While Greenwood and other expats enjoyed the affordability of a simple life-style in Mexico, Americans were struggling through the lean Depression years. When Marion returned to the U.S in 1934, various federally-funded works programs had gotten underway. With her new-found fame as a muralist, Marion found employment in the Public Works of Art Project creating several small murals in public buildings. When this program wrapped up, she returned to Mexico City as a member of a large mural team led by Diego Rivera. Marion’s sister, Grace, was also a member of this group of artists who were commissioned by the Mexican government to decorate the walls of the Abelardo L. Rodríguez Market in Mexico City. In 1936, Diego Rivera told The Washington Post that Marion and Grace were “the greatest women mural painters”. 

When Marion and her sister returned, again to the U.S., in about 1936, they were both employed as muralists in public works settings, though refraining from the revolutionary propagandist imagery they had joined in painting under Rivera. Marion’s work in this era tended to sympathetically convey the American laborer, the underdog, and diverse family themes in an optimistic light.  

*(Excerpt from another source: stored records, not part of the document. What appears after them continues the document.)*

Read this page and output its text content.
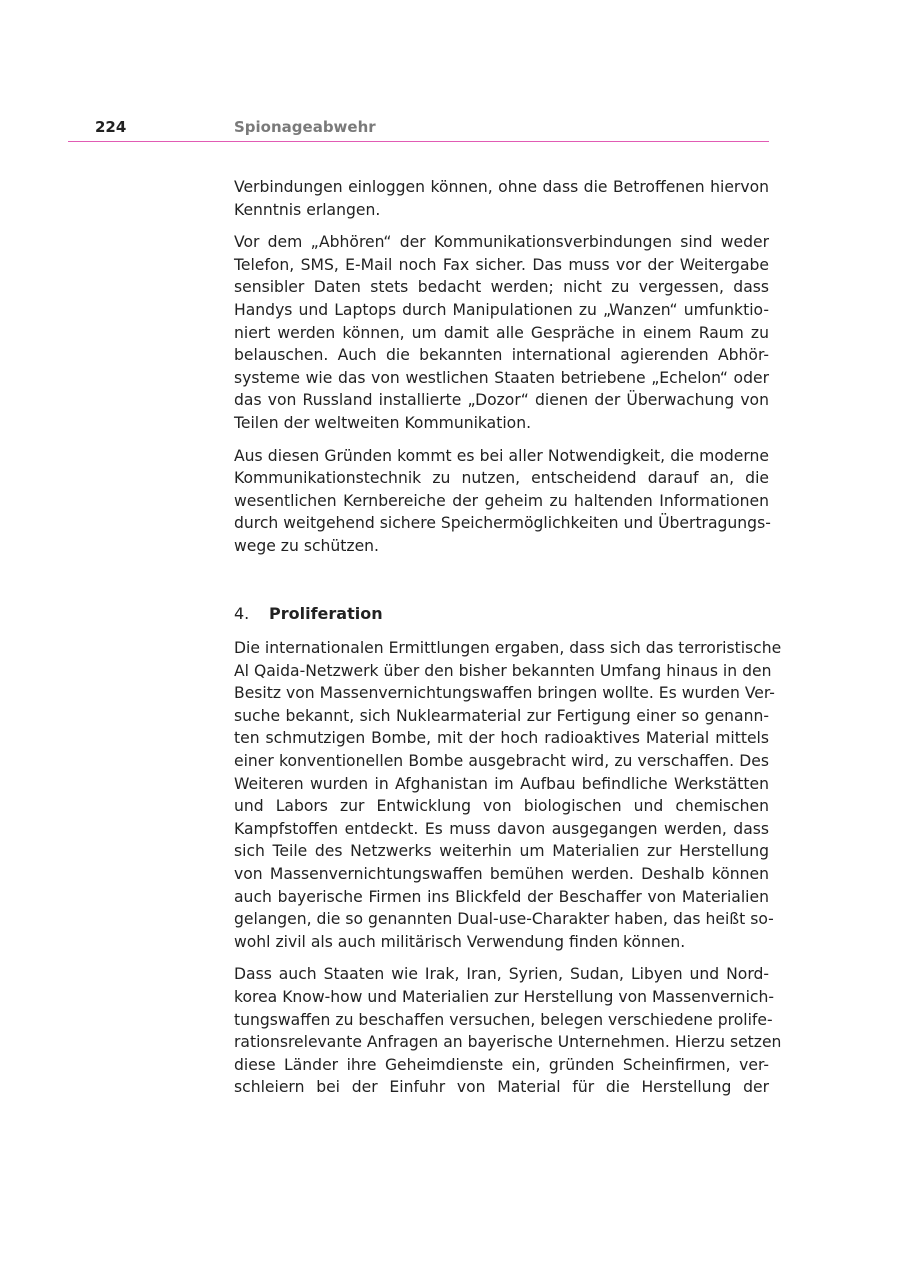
224	Spionageabwehr

Verbindungen einloggen können, ohne dass die Betroffenen hiervon
Kenntnis erlangen.

Vor dem „Abhören“ der Kommunikationsverbindungen sind weder
Telefon, SMS, E-Mail noch Fax sicher. Das muss vor der Weitergabe
sensibler Daten stets bedacht werden; nicht zu vergessen, dass
Handys und Laptops durch Manipulationen zu „Wanzen“ umfunktio-
niert werden können, um damit alle Gespräche in einem Raum zu
belauschen. Auch die bekannten international agierenden Abhör-
systeme wie das von westlichen Staaten betriebene „Echelon“ oder
das von Russland installierte „Dozor“ dienen der Überwachung von
Teilen der weltweiten Kommunikation.

Aus diesen Gründen kommt es bei aller Notwendigkeit, die moderne
Kommunikationstechnik zu nutzen, entscheidend darauf an, die
wesentlichen Kernbereiche der geheim zu haltenden Informationen
durch weitgehend sichere Speichermöglichkeiten und Übertragungs-
wege zu schützen.

4. Proliferation

Die internationalen Ermittlungen ergaben, dass sich das terroristische
Al Qaida-Netzwerk über den bisher bekannten Umfang hinaus in den
Besitz von Massenvernichtungswaffen bringen wollte. Es wurden Ver-
suche bekannt, sich Nuklearmaterial zur Fertigung einer so genann-
ten schmutzigen Bombe, mit der hoch radioaktives Material mittels
einer konventionellen Bombe ausgebracht wird, zu verschaffen. Des
Weiteren wurden in Afghanistan im Aufbau befindliche Werkstätten
und Labors zur Entwicklung von biologischen und chemischen
Kampfstoffen entdeckt. Es muss davon ausgegangen werden, dass
sich Teile des Netzwerks weiterhin um Materialien zur Herstellung
von Massenvernichtungswaffen bemühen werden. Deshalb können
auch bayerische Firmen ins Blickfeld der Beschaffer von Materialien
gelangen, die so genannten Dual-use-Charakter haben, das heißt so-
wohl zivil als auch militärisch Verwendung finden können.

Dass auch Staaten wie Irak, Iran, Syrien, Sudan, Libyen und Nord-
korea Know-how und Materialien zur Herstellung von Massenvernich-
tungswaffen zu beschaffen versuchen, belegen verschiedene prolife-
rationsrelevante Anfragen an bayerische Unternehmen. Hierzu setzen
diese Länder ihre Geheimdienste ein, gründen Scheinfirmen, ver-
schleiern bei der Einfuhr von Material für die Herstellung der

During WWII, Marion worked as an artist-correspondent in the US Army Art Program, including two years documenting wounded soldiers returning from the battlefield. This project, funded by Abbott Laboratories, also recorded the medical treatments and therapies received by soldiers which took Marion into operating rooms where she painted scenes of surgeries. The work completed under the US Army Art Program is in the archives of the United States War Department. 

After the war, Greenwood traveled extensively in Asia with her husband, continuing to make art wherever she traveled. In the 1950s, she was a visiting lecturer and artist-in-residence at universities in Tennessee and New York. Her last mural was completed in 1965 at Syracuse University – a depiction of women of the world based on her many years of sketching and painting around the world. 

Marion Greenwood died in Kingston, New York on August 20, 1970. 

Her work is held by the Metropolitan Museum of Art, the Library of Congress, the New York Public Library, the Smithsonian American Art Museum, the National Gallery of Art, the Hirschhorn Museum, and the Indianapolis Museum of Art, among others. Her many prizes and awards include: 1944 – Second Prize for Painting In The United States, at the Carnegie Museum of Art, for the painting, Mississippi Girl (1943); 1946 – Lithography Prize from John Herron Art Institute; 1951 – First Walter Lippincott Prize at Pennsylvania Academy of Fine Arts; 1952 – First Altman Prize for figure drawing from the 127th Annual National Academy of Design; 1956 – Second Purchase Prize at the Butler Institute of American Art, for the painting, Elegy; 1959 – The Grumbacher Prize from the National Association of Women Artists (NAWA); 1959 – Election to the National Academy of Design organization.